Makam di Mandaraga ini ialah makam salah
satu penguasa Sumenep di masa lampau. Pangeran Mandaraga namanya. Diduga, nama
tersebut bukanlah nama sebenarnya. Namun nisbat tempat saja, yakni Pangeran
atau penguasa yang berkedudukan atau berdomisili di Mandaraga.

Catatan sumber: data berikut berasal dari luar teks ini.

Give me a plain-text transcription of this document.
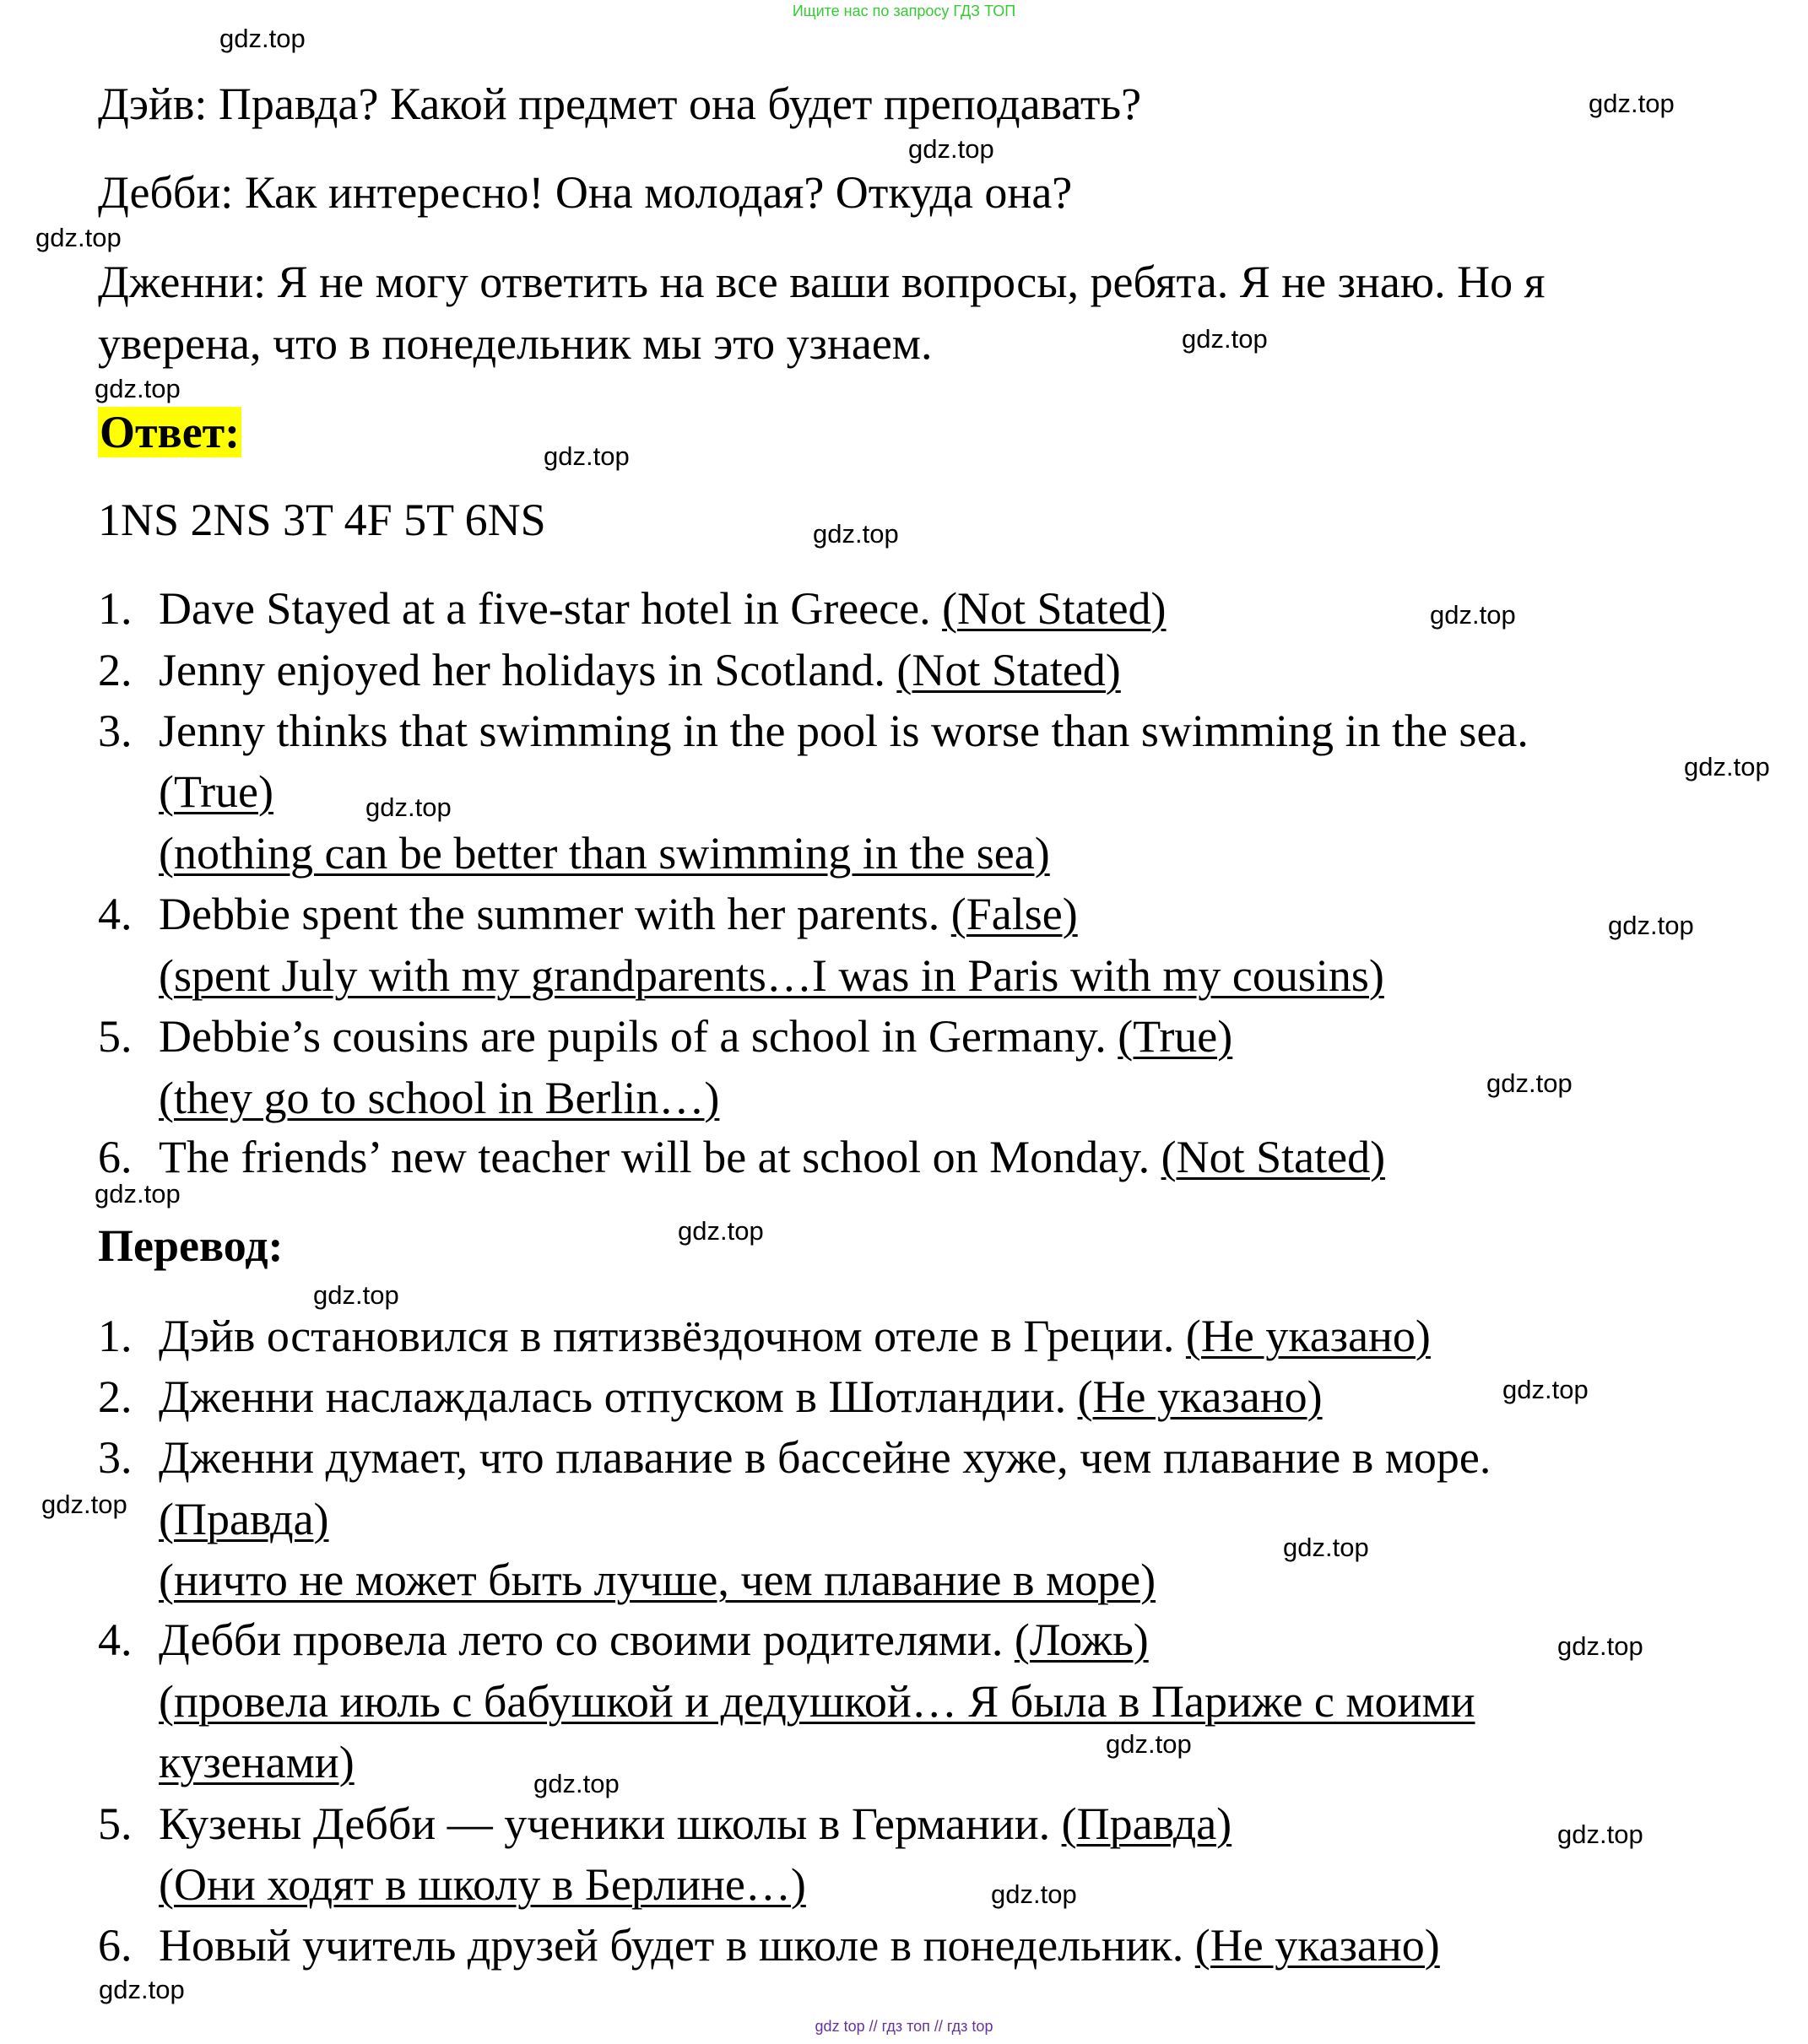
Ищите нас по запросу ГДЗ ТОП
Дэйв: Правда? Какой предмет она будет преподавать?
Дебби: Как интересно! Она молодая? Откуда она?
Дженни: Я не могу ответить на все ваши вопросы, ребята. Я не знаю. Но я
уверена, что в понедельник мы это узнаем.
Ответ:
1NS 2NS 3T 4F 5T 6NS
1. Dave Stayed at a five-star hotel in Greece. (Not Stated)
2. Jenny enjoyed her holidays in Scotland. (Not Stated)
3. Jenny thinks that swimming in the pool is worse than swimming in the sea.
(True)
(nothing can be better than swimming in the sea)
4. Debbie spent the summer with her parents. (False)
(spent July with my grandparents…I was in Paris with my cousins)
5. Debbie’s cousins are pupils of a school in Germany. (True)
(they go to school in Berlin…)
6. The friends’ new teacher will be at school on Monday. (Not Stated)
Перевод:
1. Дэйв остановился в пятизвёздочном отеле в Греции. (Не указано)
2. Дженни наслаждалась отпуском в Шотландии. (Не указано)
3. Дженни думает, что плавание в бассейне хуже, чем плавание в море.
(Правда)
(ничто не может быть лучше, чем плавание в море)
4. Дебби провела лето со своими родителями. (Ложь)
(провела июль с бабушкой и дедушкой… Я была в Париже с моими
кузенами)
5. Кузены Дебби — ученики школы в Германии. (Правда)
(Они ходят в школу в Берлине…)
6. Новый учитель друзей будет в школе в понедельник. (Не указано)
gdz.top
gdz.top
gdz.top
gdz.top
gdz.top
gdz.top
gdz.top
gdz.top
gdz.top
gdz.top
gdz.top
gdz.top
gdz.top
gdz.top
gdz.top
gdz.top
gdz.top
gdz.top
gdz.top
gdz.top
gdz.top
gdz.top
gdz.top
gdz.top
gdz.top
gdz top // гдз топ // гдз top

Dalam naskah kuna Pangeran Mandaraga
merupakan anak Raja Joharsari. Pangeran Mandaraga memiliki dua anak laki-laki,
satu berada di Bukabu (dikenal dengan Pangeran Bukabu), dan satunya lagi berada
di Baragung (dikenal dengan Pangeran Baragung.
Pusara di Rubaru
Di kecamatan Rubaru, tepatnya di desa
Basoka, terdapat juga makam panjang. Tak hanya satu, di sana bahkan ada dua
makam berukuran sekitar 10 meter lebih. Hanya saja kedua makam tidak
berdampingan.
Makam tersebut dikenal masyarakat dengan
sebutan Buju’ Lanjang. Lanjang merupakan bahasa Madura yang bermakna panjang.
Namun, hingga kini masih belum diketahui
asal-usul dua buju’ tersebut. Sebab menurut warga sekitar, sejak dulu makam
panjang itu sudah ada sejak desa Basoka masih berupa hutan belantara.

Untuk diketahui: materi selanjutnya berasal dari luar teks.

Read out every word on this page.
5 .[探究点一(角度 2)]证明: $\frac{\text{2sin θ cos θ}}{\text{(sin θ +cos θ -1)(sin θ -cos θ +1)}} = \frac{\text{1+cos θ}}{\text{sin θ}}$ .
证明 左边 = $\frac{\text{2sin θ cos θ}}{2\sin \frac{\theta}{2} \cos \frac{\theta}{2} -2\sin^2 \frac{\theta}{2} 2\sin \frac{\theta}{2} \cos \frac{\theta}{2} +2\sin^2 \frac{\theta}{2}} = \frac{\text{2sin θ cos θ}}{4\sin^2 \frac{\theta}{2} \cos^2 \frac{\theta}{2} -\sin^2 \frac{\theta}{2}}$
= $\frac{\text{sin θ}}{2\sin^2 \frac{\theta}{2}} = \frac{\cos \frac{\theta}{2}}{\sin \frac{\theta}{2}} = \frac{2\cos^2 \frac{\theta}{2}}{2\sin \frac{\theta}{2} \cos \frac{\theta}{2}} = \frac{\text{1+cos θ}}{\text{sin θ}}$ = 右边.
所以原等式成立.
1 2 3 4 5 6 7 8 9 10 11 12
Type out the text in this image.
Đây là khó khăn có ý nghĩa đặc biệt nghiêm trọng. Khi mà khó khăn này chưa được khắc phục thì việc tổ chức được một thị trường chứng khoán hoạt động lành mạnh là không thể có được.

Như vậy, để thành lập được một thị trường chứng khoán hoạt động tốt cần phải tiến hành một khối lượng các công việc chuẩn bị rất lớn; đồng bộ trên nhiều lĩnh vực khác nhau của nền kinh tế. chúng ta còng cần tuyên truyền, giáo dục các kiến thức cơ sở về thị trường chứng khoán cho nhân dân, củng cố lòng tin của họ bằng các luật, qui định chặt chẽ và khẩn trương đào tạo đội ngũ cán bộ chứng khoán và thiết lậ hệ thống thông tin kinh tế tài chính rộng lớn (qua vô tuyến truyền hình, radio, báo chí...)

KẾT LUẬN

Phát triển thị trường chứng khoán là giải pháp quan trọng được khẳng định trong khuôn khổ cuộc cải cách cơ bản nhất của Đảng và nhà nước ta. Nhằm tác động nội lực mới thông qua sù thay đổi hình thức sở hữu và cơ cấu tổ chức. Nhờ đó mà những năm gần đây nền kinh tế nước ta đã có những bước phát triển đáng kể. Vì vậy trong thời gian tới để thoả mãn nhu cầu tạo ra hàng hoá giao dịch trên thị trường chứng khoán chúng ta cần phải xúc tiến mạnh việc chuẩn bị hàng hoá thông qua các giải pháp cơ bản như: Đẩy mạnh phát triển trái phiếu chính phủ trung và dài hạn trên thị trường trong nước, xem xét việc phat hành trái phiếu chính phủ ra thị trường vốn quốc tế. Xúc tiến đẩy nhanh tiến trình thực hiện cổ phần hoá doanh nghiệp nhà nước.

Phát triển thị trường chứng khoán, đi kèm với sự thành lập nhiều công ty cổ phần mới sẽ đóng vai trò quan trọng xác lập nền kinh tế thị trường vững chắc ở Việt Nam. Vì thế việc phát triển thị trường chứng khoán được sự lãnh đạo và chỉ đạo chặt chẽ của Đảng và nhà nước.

Warga setempat menilai, jika dua buju’ itu
adalah suami-istri Landaur atau manusia terpanjang di daerah tersebut.
Masyarakat setempat juga percaya, sosok di
sana itu dulunya adalah dua pasangan suami istri yang sakti.
Pusara di Bluto dan Batang-batang
Menurut kisah K. Rifki, salah satu tokoh di
Aengbaja, Bluto, di kawasan Bluto juga terdapat makam Landaur.

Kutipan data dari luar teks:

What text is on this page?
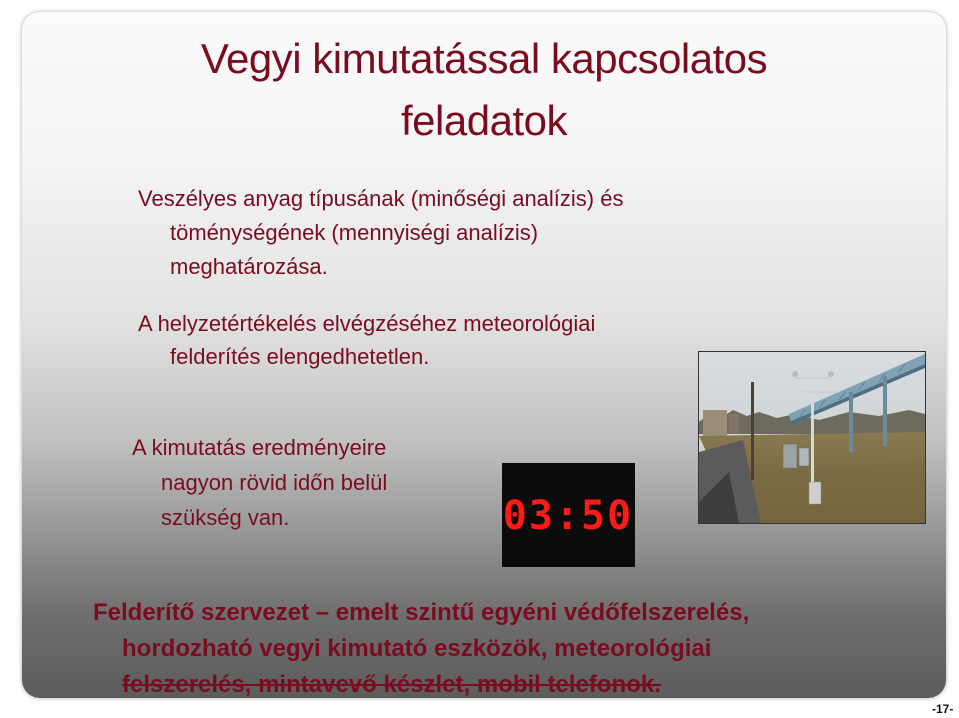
Vegyi kimutatással kapcsolatos
feladatok
Veszélyes anyag típusának (minőségi analízis) és
töménységének (mennyiségi analízis)
meghatározása.
A helyzetértékelés elvégzéséhez meteorológiai
felderítés elengedhetetlen.
A kimutatás eredményeire
nagyon rövid időn belül
szükség van.	03:50
Felderítő szervezet – emelt szintű egyéni védőfelszerelés,
hordozható vegyi kimutató eszközök, meteorológiai
felszerelés, mintavevő készlet, mobil telefonok.
-17-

“Menurut kisah warga setempat makam Landaur
memang ada di Bluto ini,” kata Rifqi.
Yang dikatakan Rifki ini juga dinyatakan
oleh Rusydi salah satu warga Batang-batang. Yakni makam Landaur juga ada di
Batang-batang.
“Kisah Landaur di Batang-batang sangat
dikenal. Makamnya juga masih ada,” tutur Rusydi.
Dalam pantauan ngoser.id, di
Batang-batang tak hanya ada makam Landaur, namun juga ada makam Buju’ Lanjang.
Nama atau sebutan yang sama dengan yang ada di Rubaru.
“Kalau melihat kisah-kisah yang bertebaran
itu, bisa jadi memang Landaur ini terdapat di beberapa tempat di Sumenep. Meski
sifatnya folklore, namun ini merupakan kearifan lokal yang mesti dilestarikan,”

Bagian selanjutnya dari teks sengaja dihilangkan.